The text on the header reads "Ness-ko Kaiju" [ネス湖怪獣], or Loch Ness Kaiju. There is even furigana above the katakana... maybe so the kiddies could read it? A little blurb below says, "Is it really there? It's said that there are people who have seen it... Realistic and cool floating action!"

The little red and white doodad in the bag is a Mabuchi underwater motor that could be plugged into the vinyl toy, giving it a means of locomotion in the water. Mabuchi Motor is still around, incidentally, and I've seen this type of motor on a number of modern hobby products.

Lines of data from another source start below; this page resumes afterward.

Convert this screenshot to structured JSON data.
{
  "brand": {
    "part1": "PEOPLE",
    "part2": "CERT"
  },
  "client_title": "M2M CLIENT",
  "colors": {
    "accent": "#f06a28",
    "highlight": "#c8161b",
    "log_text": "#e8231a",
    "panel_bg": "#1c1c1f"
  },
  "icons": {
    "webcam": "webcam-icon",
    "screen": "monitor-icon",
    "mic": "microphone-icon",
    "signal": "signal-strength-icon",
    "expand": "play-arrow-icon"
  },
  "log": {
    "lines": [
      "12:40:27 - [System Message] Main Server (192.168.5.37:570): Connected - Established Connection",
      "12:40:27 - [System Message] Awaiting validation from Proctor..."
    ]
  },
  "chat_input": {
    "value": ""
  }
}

Ok, enough with the foreplay... on to the main event! Out of the bag for the first time in 30 years!!!


onoya - Ness-ko Kaiju

onoya - Ness-ko Kaiju

Onoya - Ness-ko Kaiju

I'm going to come out and say that the sculptor took a lot of creative liberties with the Loch Ness Monster. The back fin, maybe. But I don't think I've ever seen a representation of the creature with a nose horn. Most depictions go for a giant sea serpent, a plesiosaur or some kind of sauropod. This is definitely more interesting than the traditional stuff, so I say that I like it.


onoya - Ness-ko Kaiju

As I mentioned, this was not a cheap blow-mold or rubber toy- full vinyl with airbrushed paint. The style of the sculpt reminds me a lot of my Marushin dino, particularly the texture and head and eye design. It's also a huge treat to see the vintage metallic paint in pristine condition- often the metallics will oxidize due to exposure to sunlight, air, etc. leading to a drastically changed matte appearance on many vintage vinyls. The arrangement of metallic red and blue over green vinyl is a bit like some of the Hawaii-export Bullmarks (Ikarus Seijin)... although perhaps a bit unfitting for a creature from the depths of the chilly Scottish Loch.


Onoya - Ness-ko Kaiju

Finally, turning the toy over, the company logo is printed on the belly of the toy, along with a tab to hold the motor (placed appropriately where most dinosaurs are depicted to have their genital flaps). And why is the logo on the belly, and not the foot? Well, each foot has a little hole melted into it. Serving as a kind of rudimentary ballast mechanism, the holes would allow the water to enter the toy and partially submerge it. Otherwise, it would probably just turn on its side and float.

And so, for the sole purpose of your few minutes of amusement, I have defrocked a rare vintage toy. Happy Thanksgiving.